How the FCC defines the term “commence operations” will have major implications for the success of the TV incentive auction, CTIA said in comments responding to a March 26 public notice. “It is essential that the Commission adopt a standard that is readily understood by all stakeholders and leaves no doubt as to the regulatory obligations of affected parties.” Among CTIA’s suggestions is that the FCC ensures wireless licensees have access to the spectrum they buy “free from interference, including to test their networks, by tying the definition of ‘commence operations’ to the initial transmission on the spectrum by licensee.” Wireless licensees should also have “primary control” over the notice process, CTIA said.

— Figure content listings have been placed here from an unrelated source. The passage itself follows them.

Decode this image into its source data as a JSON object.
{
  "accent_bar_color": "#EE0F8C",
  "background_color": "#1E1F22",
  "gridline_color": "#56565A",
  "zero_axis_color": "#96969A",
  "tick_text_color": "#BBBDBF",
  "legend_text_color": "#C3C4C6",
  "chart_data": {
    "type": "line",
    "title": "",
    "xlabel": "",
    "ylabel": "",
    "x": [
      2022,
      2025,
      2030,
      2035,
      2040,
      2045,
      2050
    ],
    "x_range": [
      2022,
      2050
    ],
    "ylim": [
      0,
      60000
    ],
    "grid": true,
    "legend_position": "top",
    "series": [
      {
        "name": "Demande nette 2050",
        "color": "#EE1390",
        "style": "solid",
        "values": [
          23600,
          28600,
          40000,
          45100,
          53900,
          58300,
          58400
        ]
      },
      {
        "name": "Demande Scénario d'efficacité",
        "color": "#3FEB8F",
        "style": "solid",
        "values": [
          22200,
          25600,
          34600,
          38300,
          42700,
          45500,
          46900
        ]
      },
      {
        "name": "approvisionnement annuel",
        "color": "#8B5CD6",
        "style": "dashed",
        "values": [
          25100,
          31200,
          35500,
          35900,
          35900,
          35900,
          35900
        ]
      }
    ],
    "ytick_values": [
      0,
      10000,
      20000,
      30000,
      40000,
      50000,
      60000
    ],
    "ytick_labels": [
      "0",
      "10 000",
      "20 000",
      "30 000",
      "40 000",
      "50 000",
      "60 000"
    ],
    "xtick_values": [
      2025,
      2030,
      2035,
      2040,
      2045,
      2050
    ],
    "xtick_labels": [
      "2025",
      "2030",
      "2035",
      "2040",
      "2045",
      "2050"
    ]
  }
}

The definition has implications for many other parts of the post-auction transition, the group said. “Before commencing operation wireless carriers must provide 120 days’ notice to Low Power Television [LPTV] and TV translator stations, and must coordinate with the National Science Foundation regarding operations at permanent fixed locations near certain radioastronomy service observatories,” CTIA said. “Critically, the date of a 600 MHz wireless licensee’s commencement of operations triggers the obligation of the secondary users of the 600 MHz band (namely LPTV, TV translator, broadcast auxiliary service, and TV white space device operations) to vacate the band.” The comments were posted Tuesday in docket 12-268.
Almost half way through 2015, with the TV incentive auction to start next year, Sprint still hasn't made any decisions about whether it will participate in the auction, CEO Marcelo Claure said on a call with analysts Tuesday. Sprint also said Tuesday it has reduced sharply post-paid churn -- the measure of customers leaving for another provider. Sprint sat out the FCC's last big auction of mid-band AWS-3 spectrum.